The restoration of coronary blood flow was assessed by a myocardial blush grade (MBG) as previously defined by Van’t Hof et al. [13] and that of a TIMI flow grade as previously described [14]. Angiographic evidence of thrombi was assessed according to the criteria summarized by Mabin et al. [15].

All patients were administered pharmacological treatment before PCI including the administration of aspirin (100 mg), heparin (5,000 IU) and clopidogrel (a loading dose of 300 mg). The standard therapy after PCI included aspirin, clopidogrel, beta-blockers, lipid-lowering agents such as statins, and angiotensin-converting enzyme inhibitors or angiotensin II receptor blockers, according to the current guidelines [10].

Blood tests were performed on admission under fasting or casual conditions. The blood samples were obtained on admission and every eight hours serially for 3 days in both groups.

Written informed consent for cardiac catheterization and data utilization was obtained from each patient, and the study protocol conformed to the ethical guidelines of the 1975 Declaration of Helsinki, as reflected in a priori approval by our institution’s human research committee.
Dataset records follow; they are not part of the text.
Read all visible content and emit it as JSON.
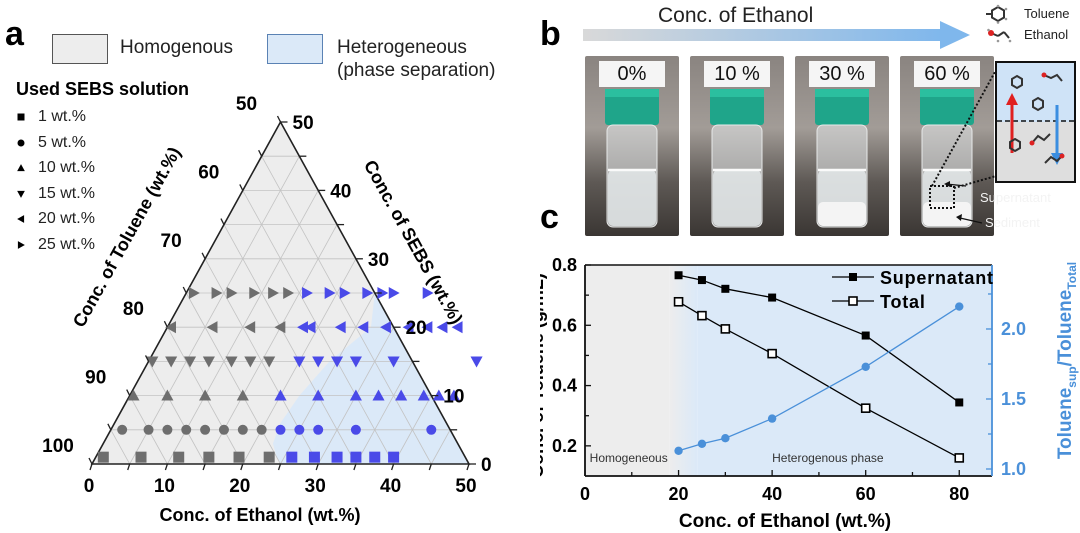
{
  "panels": {
    "a": {
      "letter": "a",
      "legend": {
        "homogenous": {
          "label": "Homogenous",
          "color": "#ededed"
        },
        "heterogeneous": {
          "label_line1": "Heterogeneous",
          "label_line2": "(phase separation)",
          "color": "#dbe9f8"
        }
      },
      "sebs_legend": {
        "title": "Used SEBS solution",
        "items": [
          {
            "marker": "square",
            "label": "1 wt.%"
          },
          {
            "marker": "circle",
            "label": "5 wt.%"
          },
          {
            "marker": "triangle-up",
            "label": "10 wt.%"
          },
          {
            "marker": "triangle-down",
            "label": "15 wt.%"
          },
          {
            "marker": "triangle-left",
            "label": "20 wt.%"
          },
          {
            "marker": "triangle-right",
            "label": "25 wt.%"
          }
        ]
      }
    },
    "b": {
      "letter": "b",
      "arrow_label": "Conc. of Ethanol",
      "molecule_legend": [
        {
          "icon": "toluene-molecule-icon",
          "label": "Toluene"
        },
        {
          "icon": "ethanol-molecule-icon",
          "label": "Ethanol"
        }
      ],
      "photos": [
        {
          "label": "0%",
          "sediment": false
        },
        {
          "label": "10 %",
          "sediment": false
        },
        {
          "label": "30 %",
          "sediment": true
        },
        {
          "label": "60 %",
          "sediment": true
        }
      ],
      "annotations": {
        "supernatant": "Supernatant",
        "sediment": "Sediment"
      }
    },
    "c": {
      "letter": "c"
    }
  },
  "chart_data": [
    {
      "type": "scatter",
      "subtype": "ternary",
      "title": "",
      "axes": {
        "bottom": {
          "label": "Conc. of Ethanol (wt.%)",
          "ticks": [
            "0",
            "10",
            "20",
            "30",
            "40",
            "50"
          ],
          "range": [
            0,
            50
          ]
        },
        "left": {
          "label": "Conc. of Toluene (wt.%)",
          "ticks": [
            "50",
            "60",
            "70",
            "80",
            "90",
            "100"
          ],
          "range": [
            50,
            100
          ]
        },
        "right": {
          "label": "Conc. of SEBS (wt.%)",
          "ticks": [
            "50",
            "40",
            "30",
            "20",
            "10",
            "0"
          ],
          "range": [
            0,
            50
          ]
        }
      },
      "regions": [
        {
          "name": "Homogenous",
          "color": "#ededed"
        },
        {
          "name": "Heterogeneous (phase separation)",
          "color": "#dbe9f8"
        }
      ],
      "boundary_ethanol_by_sebs": [
        [
          0,
          25
        ],
        [
          1,
          24
        ],
        [
          3,
          22.5
        ],
        [
          6,
          22
        ],
        [
          10,
          22.5
        ],
        [
          15,
          24
        ],
        [
          20,
          27
        ],
        [
          25,
          30
        ],
        [
          30,
          34
        ],
        [
          35,
          37
        ],
        [
          40,
          40
        ],
        [
          50,
          48
        ]
      ],
      "colors": {
        "homogeneous_point": "#6e6e6e",
        "heterogeneous_point": "#4a4ae8"
      },
      "series": [
        {
          "name": "1 wt.%",
          "marker": "square",
          "sebs": 1,
          "ethanol": [
            1,
            6,
            11,
            15,
            19,
            23,
            26,
            29,
            32,
            34.5,
            37,
            39.5
          ],
          "phase": [
            "h",
            "h",
            "h",
            "h",
            "h",
            "h",
            "x",
            "x",
            "x",
            "x",
            "x",
            "x"
          ]
        },
        {
          "name": "5 wt.%",
          "marker": "circle",
          "sebs": 5,
          "ethanol": [
            1.5,
            5,
            7.5,
            10,
            12.5,
            15,
            17.5,
            20,
            22.5,
            25,
            27.5,
            32.5,
            42.5
          ],
          "phase": [
            "h",
            "h",
            "h",
            "h",
            "h",
            "h",
            "h",
            "h",
            "x",
            "x",
            "x",
            "x",
            "x"
          ]
        },
        {
          "name": "10 wt.%",
          "marker": "triangle-up",
          "sebs": 10,
          "ethanol": [
            0.5,
            5,
            10,
            15,
            20,
            25,
            30,
            33,
            36,
            39,
            41,
            43
          ],
          "phase": [
            "h",
            "h",
            "h",
            "h",
            "x",
            "x",
            "x",
            "x",
            "x",
            "x",
            "x",
            "x"
          ]
        },
        {
          "name": "15 wt.%",
          "marker": "triangle-down",
          "sebs": 15,
          "ethanol": [
            0.5,
            3,
            5.5,
            8,
            11,
            13.5,
            16,
            20,
            22.5,
            25,
            27.5,
            32.5,
            43.5
          ],
          "phase": [
            "h",
            "h",
            "h",
            "h",
            "h",
            "h",
            "h",
            "x",
            "x",
            "x",
            "x",
            "x",
            "x"
          ]
        },
        {
          "name": "20 wt.%",
          "marker": "triangle-left",
          "sebs": 20,
          "ethanol": [
            0.5,
            6,
            11,
            15,
            18,
            19,
            23,
            26,
            29,
            32,
            34.5,
            36.5,
            38.5
          ],
          "phase": [
            "h",
            "h",
            "h",
            "h",
            "x",
            "x",
            "x",
            "x",
            "x",
            "x",
            "x",
            "x",
            "x"
          ]
        },
        {
          "name": "25 wt.%",
          "marker": "triangle-right",
          "sebs": 25,
          "ethanol": [
            1,
            4,
            6,
            9,
            11.5,
            13.5,
            16,
            19,
            21,
            24,
            26,
            27.5,
            32
          ],
          "phase": [
            "h",
            "h",
            "h",
            "h",
            "h",
            "h",
            "x",
            "x",
            "x",
            "x",
            "x",
            "x",
            "x"
          ]
        }
      ]
    },
    {
      "type": "line",
      "title": "",
      "xlabel": "Conc. of Ethanol (wt.%)",
      "ylabel": "Conc. of Toluene (g/mL)",
      "y2label_main": "Toluene",
      "y2label_sub1": "sup",
      "y2label_mid": "/Toluene",
      "y2label_sub2": "Total",
      "xlim": [
        0,
        87
      ],
      "ylim": [
        0.1,
        0.8
      ],
      "y2lim": [
        0.95,
        2.457
      ],
      "xticks": [
        0,
        20,
        40,
        60,
        80
      ],
      "yticks": [
        0.2,
        0.4,
        0.6,
        0.8
      ],
      "y2ticks": [
        1.0,
        1.5,
        2.0
      ],
      "ytick_labels": [
        "0.2",
        "0.4",
        "0.6",
        "0.8"
      ],
      "y2tick_labels": [
        "1.0",
        "1.5",
        "2.0"
      ],
      "xtick_labels": [
        "0",
        "20",
        "40",
        "60",
        "80"
      ],
      "regions": [
        {
          "name": "Homogeneous",
          "x_range": [
            0,
            20
          ],
          "color": "#ededed"
        },
        {
          "name": "Heterogenous phase",
          "x_range": [
            20,
            87
          ],
          "color": "#dbe9f8"
        }
      ],
      "legend_position": "top-right",
      "x": [
        20,
        25,
        30,
        40,
        60,
        80
      ],
      "series": [
        {
          "name": "Supernatant",
          "axis": "left",
          "marker": "filled-square",
          "color": "#000000",
          "values": [
            0.766,
            0.75,
            0.721,
            0.692,
            0.566,
            0.344
          ]
        },
        {
          "name": "Total",
          "axis": "left",
          "marker": "open-square",
          "color": "#000000",
          "values": [
            0.678,
            0.632,
            0.588,
            0.506,
            0.325,
            0.16
          ]
        },
        {
          "name": "Toluene_sup/Toluene_Total",
          "axis": "right",
          "marker": "filled-circle",
          "color": "#4a90d9",
          "values": [
            1.13,
            1.18,
            1.22,
            1.36,
            1.73,
            2.16
          ]
        }
      ]
    }
  ]
}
The baseline demographic and clinical characteristics of the patients are summarized in Table 1. There were no significant differences in age, the distribution of gender, coronary risk factors except the incidence of hypertension, the renal function as estimated by estimated glomerular filtration rate (eGFR) or pre-hospital medications, except that angiotensin-converting enzyme inhibitors/angiotensin II receptor blockers and calcium channel blockers had been more frequently prescribed in the ACS patients. The serum levels of low-density lipoprotein cholesterol (LDL) and C-reactive protein were higher in the ACS patients.

The mRNA expression levels of TLR-4 in the plaque debris were significantly higher than those of TLR2 in all enrolled patients, and they were significantly higher in patients with ACS than with stable angina. The expression levels of TLR-2 tended to be higher in patients with ACS than in stable angina although this did not reach statistical significance (p = 0.1255, Fig. 2).
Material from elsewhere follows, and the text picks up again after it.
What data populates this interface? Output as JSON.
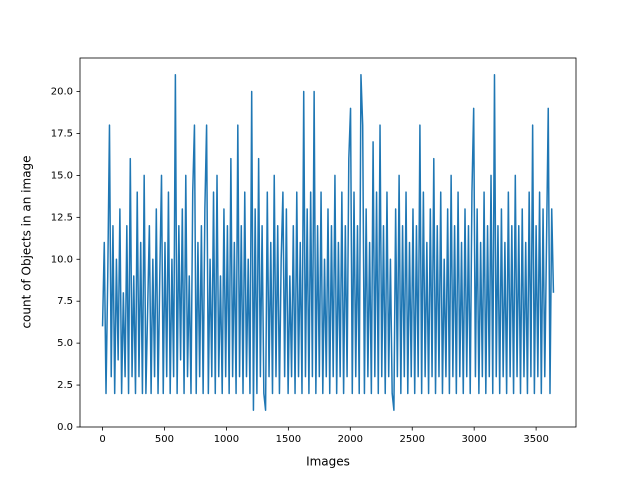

The present study demonstrated while the expression levels of TLR-4 were higher than those of TLR-2 in all patients, those of TLR-4 were higher in patients with ACS than in stable angina. TLRs might be involved in the pathogenesis of ACS.

Many lines of evidence have been suggested that Toll-like receptors, which were discovered as a key receptor for innate and acquired immunity, play an important role not only in the formation of atheromatous plaque, but also in the progression of stable plaque to vulnerable one causing ACS [3, 4]. TLR-2 and TLR-4, subfamilies of TLRs, were reported to play pivotal roles in reperfusion myocardial injury after ischemic events [7, 16, 17]. TLR-4 may be involved not only in atherogenesis, but also in the progression of atheromatous plaque to vulnerable plaque causing ACS [9].

The following study limitations are noted. First, this study was a small-sized non-randomized observational study encompassing a selection bias. However, the patients’ clinical backgrounds and the distribution of coronary risk factors were similar. Second, differences in pre-hospital medications and levels of LDL cholesterol and C-reactive protein might affect the expression levels of TLRs.

In conclusion, TLRs may be involved in atherogenesis. Particularly, TLR-4 might play a more important role than TLR-2 in plaque instability, especially in ACS.